Voor een proceskostenveroordeling bestaat geen aanleiding.
Ter informatie
Uit het beroepschrift maakt de rechtbank op dat belanghebbende het er niet mee eens is dat Nederland heft over de pensioenuitkering. Uit het voorgaande volgt dat aan een behandeling van dat inhoudelijke geschil niet wordt toegekomen. Het geschilpunt kan wel aan de orde worden gesteld in een procedure tegen de aanslagen inkomstenbelasting/premie volksverzekeringen voor de jaren 2020 en 2021, namelijk via een bezwaarschrift (bezwaartermijn zes weken) of een verzoek om ambtshalve vermindering (binnen vijf jaar na het einde van het belastingjaar).

Beslissing

De rechtbank:
- verklaart het beroep ongegrond voor zover het ziet op de uitspraken op bezwaar;
- verklaart zich onbevoegd voor zover het beroep ziet op de afwijzing om ambtshalve vermindering.
Deze uitspraak is gedaan door mr.
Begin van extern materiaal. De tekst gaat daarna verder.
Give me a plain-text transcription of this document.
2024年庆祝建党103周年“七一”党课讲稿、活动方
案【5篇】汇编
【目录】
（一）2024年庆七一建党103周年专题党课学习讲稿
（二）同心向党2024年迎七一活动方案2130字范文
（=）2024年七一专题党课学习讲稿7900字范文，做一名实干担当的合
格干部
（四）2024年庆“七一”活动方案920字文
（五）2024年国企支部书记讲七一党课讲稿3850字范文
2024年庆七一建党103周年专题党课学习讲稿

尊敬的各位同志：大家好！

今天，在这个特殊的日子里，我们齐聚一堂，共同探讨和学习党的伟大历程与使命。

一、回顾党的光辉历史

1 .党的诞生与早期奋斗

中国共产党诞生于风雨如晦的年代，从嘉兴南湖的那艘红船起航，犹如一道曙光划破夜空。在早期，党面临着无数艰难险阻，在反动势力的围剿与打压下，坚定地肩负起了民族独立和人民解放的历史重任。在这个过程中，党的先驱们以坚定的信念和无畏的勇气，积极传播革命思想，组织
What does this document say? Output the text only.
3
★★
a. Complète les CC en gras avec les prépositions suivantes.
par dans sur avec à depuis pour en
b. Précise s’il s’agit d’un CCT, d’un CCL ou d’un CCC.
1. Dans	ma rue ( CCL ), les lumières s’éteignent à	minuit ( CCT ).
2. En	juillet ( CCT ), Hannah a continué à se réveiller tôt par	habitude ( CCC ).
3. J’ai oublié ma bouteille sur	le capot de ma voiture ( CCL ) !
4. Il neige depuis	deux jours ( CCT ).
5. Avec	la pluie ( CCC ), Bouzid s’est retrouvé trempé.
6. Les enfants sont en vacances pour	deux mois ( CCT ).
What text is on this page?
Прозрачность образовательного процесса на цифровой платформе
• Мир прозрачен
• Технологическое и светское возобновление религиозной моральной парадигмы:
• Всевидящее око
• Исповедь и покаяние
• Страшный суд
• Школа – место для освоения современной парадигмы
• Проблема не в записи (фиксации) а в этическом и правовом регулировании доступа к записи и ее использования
S.A.J. Bastiaansen, rechter, in aanwezigheid van P. van der Hoeven, griffier, op 7 april 2023 en openbaar gemaakt door middel van geanonimiseerde publicatie op www.rechtspraak.nl.
griffier
rechter
Een afschrift van deze uitspraak is verzonden aan partijen op:

Bent u het niet eens met deze uitspraak?

Als u het niet eens bent met deze uitspraak, kunt u een brief sturen naar de rechtbank waarin u uitlegt waarom u het er niet mee eens bent. Dit heet een verzetschrift. U moet dit verzetschrift indienen binnen 6 weken na de dag waarop deze uitspraak is verzonden. U ziet deze datum hierboven. Als u graag een zitting wilt waarin u uw verzetschrift kunt toelichten, kunt u dit in uw verzetschrift vermelden.